B · Safa Health / Together

Chronic-disease care, ES/EN/AR, handles patient health info (PHI).

Layer	Pick	Why
TTS	Azure Neural	140+ languages incl. Arabic, enterprise HIPAA. Deepgram TTS is English-only; ElevenLabs cloning is not BAA-covered
STT	Deepgram Nova-3 Multilingual	High accuracy on noisy audio, auto language detect, BAA available for PHI
Orchestration	Chained pipeline (Pipecat / LiveKit) to a HIPAA-eligible LLM (Azure OpenAI)	OpenAI Realtime audio is NOT HIPAA-eligible as of May 2026
Biggest risk	Loss of real-time speed. Compliance forces a chained pipeline, so expect 1.2-1.8s end-to-end and less natural prosody.

C · Aquiii support agents

Inbound/outbound phone, real-time, cost-sensitive at scale.

Layer	Pick	Why
TTS	Cartesia Sonic 3	Latency leader (40ms TTFA), $50 / 1M char
STT	Deepgram Nova-3	Sub-300ms, $0.0048 / min
Orchestration	Retell AI	Built for telephony: SIP, inbound routing, warm human handoff
Biggest risk	PSTN audio degradation. 8kHz G.711 phone audio hurts both STT accuracy and TTS naturalness vs web audio.

03 Cost arc · start, scale, own

START ElevenLabs Starter ~$6/mo, or Agents at ~$0.08/min. Validate product-market fit with zero infra risk.
SCALE ~$8k/mo at 100k agent-minutes. Costs climb fastest on premium multilingual models (5-10k char/request caps multiply API overhead) and regenerations from long-form quality drift.
OWN at sustained >10M char/mo, self-host Kokoro 82M on one A100 (~$749/mo, ~3.6B char/mo, 50+ concurrent streams). The real cost of owning is people: a minimal ML team is ~$270k-550k/yr plus ~$40-100k/yr maintenance.
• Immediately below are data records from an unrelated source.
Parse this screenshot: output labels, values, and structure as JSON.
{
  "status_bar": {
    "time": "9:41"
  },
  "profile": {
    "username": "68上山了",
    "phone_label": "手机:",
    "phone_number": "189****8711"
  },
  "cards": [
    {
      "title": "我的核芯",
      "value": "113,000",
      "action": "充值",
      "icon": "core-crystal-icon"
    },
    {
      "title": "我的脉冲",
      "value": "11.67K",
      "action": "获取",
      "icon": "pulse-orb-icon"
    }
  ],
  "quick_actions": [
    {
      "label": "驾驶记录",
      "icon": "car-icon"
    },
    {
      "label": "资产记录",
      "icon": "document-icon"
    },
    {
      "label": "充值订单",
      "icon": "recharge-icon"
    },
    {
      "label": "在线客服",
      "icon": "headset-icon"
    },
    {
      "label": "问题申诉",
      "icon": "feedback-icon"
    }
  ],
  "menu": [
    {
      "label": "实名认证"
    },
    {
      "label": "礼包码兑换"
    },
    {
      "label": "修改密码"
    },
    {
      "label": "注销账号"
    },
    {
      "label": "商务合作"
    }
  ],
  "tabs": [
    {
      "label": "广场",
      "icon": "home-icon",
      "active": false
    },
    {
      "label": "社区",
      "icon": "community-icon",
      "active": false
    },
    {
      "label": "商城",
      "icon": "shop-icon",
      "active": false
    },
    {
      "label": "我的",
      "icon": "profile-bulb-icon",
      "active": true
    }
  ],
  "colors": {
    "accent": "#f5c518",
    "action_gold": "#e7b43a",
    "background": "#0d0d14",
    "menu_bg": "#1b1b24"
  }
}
Do not self-host to "save money" until volume justifies the team.

04 HIPAA reality

The load-bearing constraint for Safa Health.
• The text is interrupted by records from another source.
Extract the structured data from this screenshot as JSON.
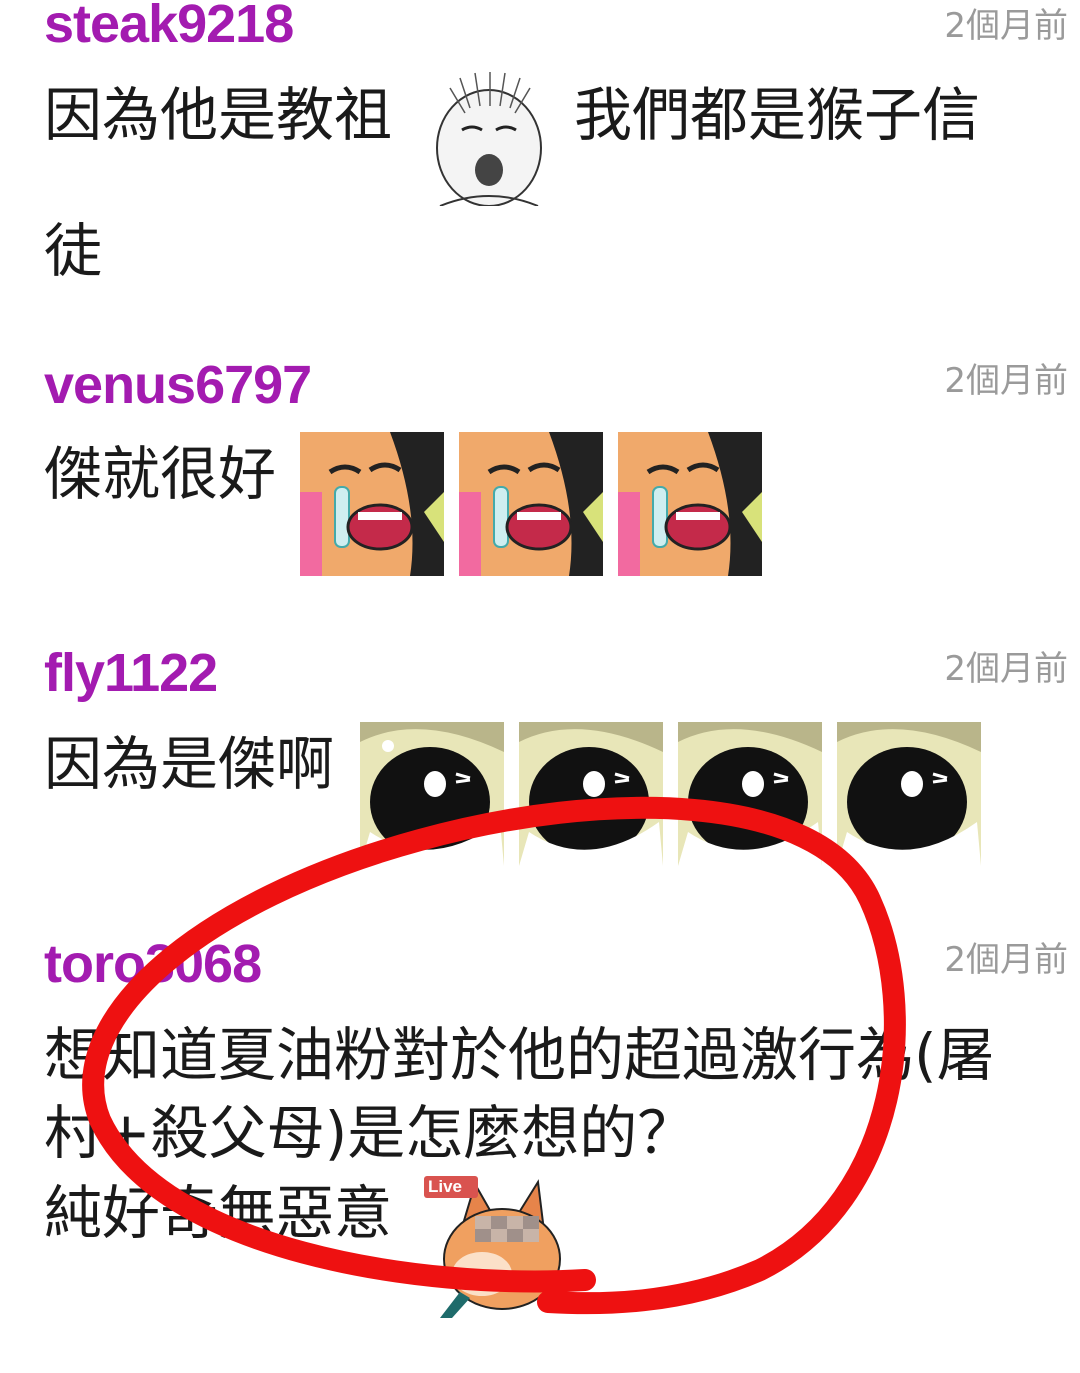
{
  "comments": [
    {
      "username": "steak9218",
      "time": "2個月前",
      "text_part1": "因為他是教祖",
      "text_part2": "我們都是猴子信",
      "text_part3": "徒",
      "sticker_icon": "shocked-face-sketch-icon"
    },
    {
      "username": "venus6797",
      "time": "2個月前",
      "text": "傑就很好",
      "sticker_icon": "crying-fox-icon"
    },
    {
      "username": "fly1122",
      "time": "2個月前",
      "text": "因為是傑啊",
      "sticker_icon": "shouting-penguin-icon"
    },
    {
      "username": "toro3068",
      "time": "2個月前",
      "text_line1": "想知道夏油粉對於他的超過激行為(屠",
      "text_line2": "村+殺父母)是怎麼想的？",
      "text_line3": "純好奇無惡意",
      "sticker_badge": "Live",
      "sticker_icon": "live-fox-icon"
    }
  ],
  "colors": {
    "username": "#a31bb0",
    "timestamp": "#9a9a9a",
    "annotation_circle": "#ee1111"
  }
}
ElevenLabs CAN process PHI, conditionally

Only with ALL of: Enterprise tier + signed BAA + Zero Retention Mode ON + LLM restricted to an approved allowlist (Gemini/Claude) or your own API keys.

Two landmines

Zero Retention Mode disables inbound WhatsApp and request-stitching/history. You cannot have both HIPAA-mode and WhatsApp on the same agent.

Voice cloning is not confirmed BAA-covered and is listed as not zero-retention-eligible. Treat a cloned voice + PHI as non-compliant until legal confirms.
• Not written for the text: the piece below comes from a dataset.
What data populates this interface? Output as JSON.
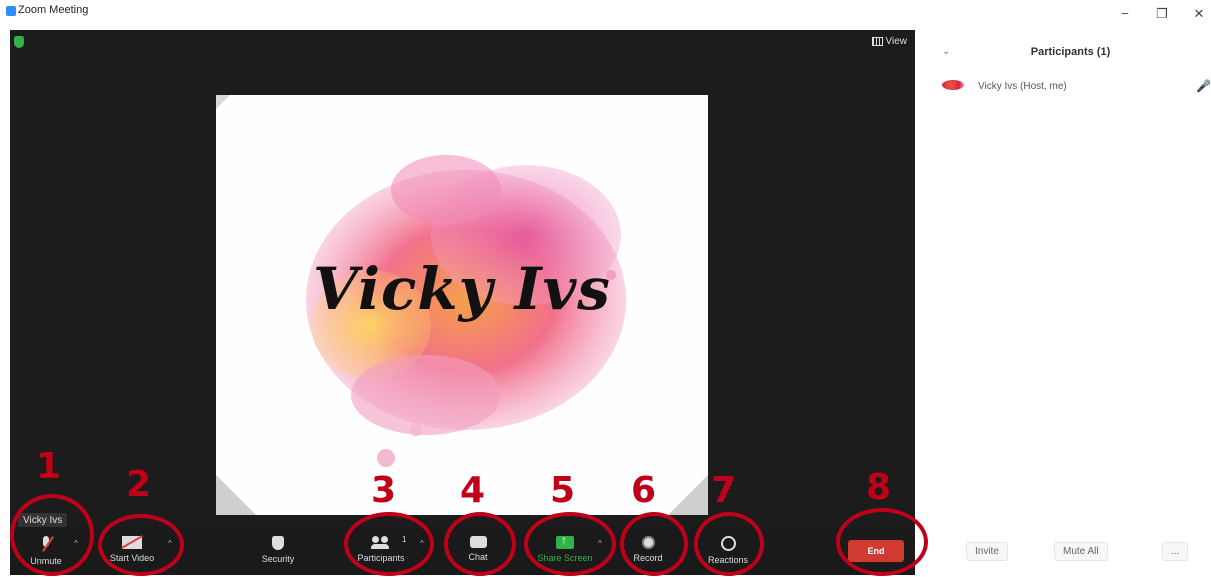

OpenAI Realtime: audio modality is NOT HIPAA-eligible. Any OpenAI-based health voice must chain HIPAA-safe STT + TTS around a text LLM.

Implication: keep RiiiRiii (cloning + WhatsApp) and Safa Health (HIPAA) on separate stacks. Do not force one vendor config to serve both.

05 Recommended next actions

Pilot RiiiRiii on ElevenLabs: clone the mascot voice (PVC), build a WhatsApp ordering agent on Flash v2.5, reserve v3 for scripted content.
Spike the Safa Health pipeline on Azure + Deepgram with a redacted-text LLM hop; open the BAA conversation with both vendors early (Enterprise-gated).
Benchmark a telephony POC (Cartesia + Deepgram + Retell) against ElevenLabs Agents on a real Aquiii support flow; decide on measured latency and cost, not the spec sheet.
Instrument volume per workload so the 10M char/mo self-hosting trigger is data-driven.
Revisit in ~2 quarters: Inworld and Gemini TTS are closing fast on quality and could change the default.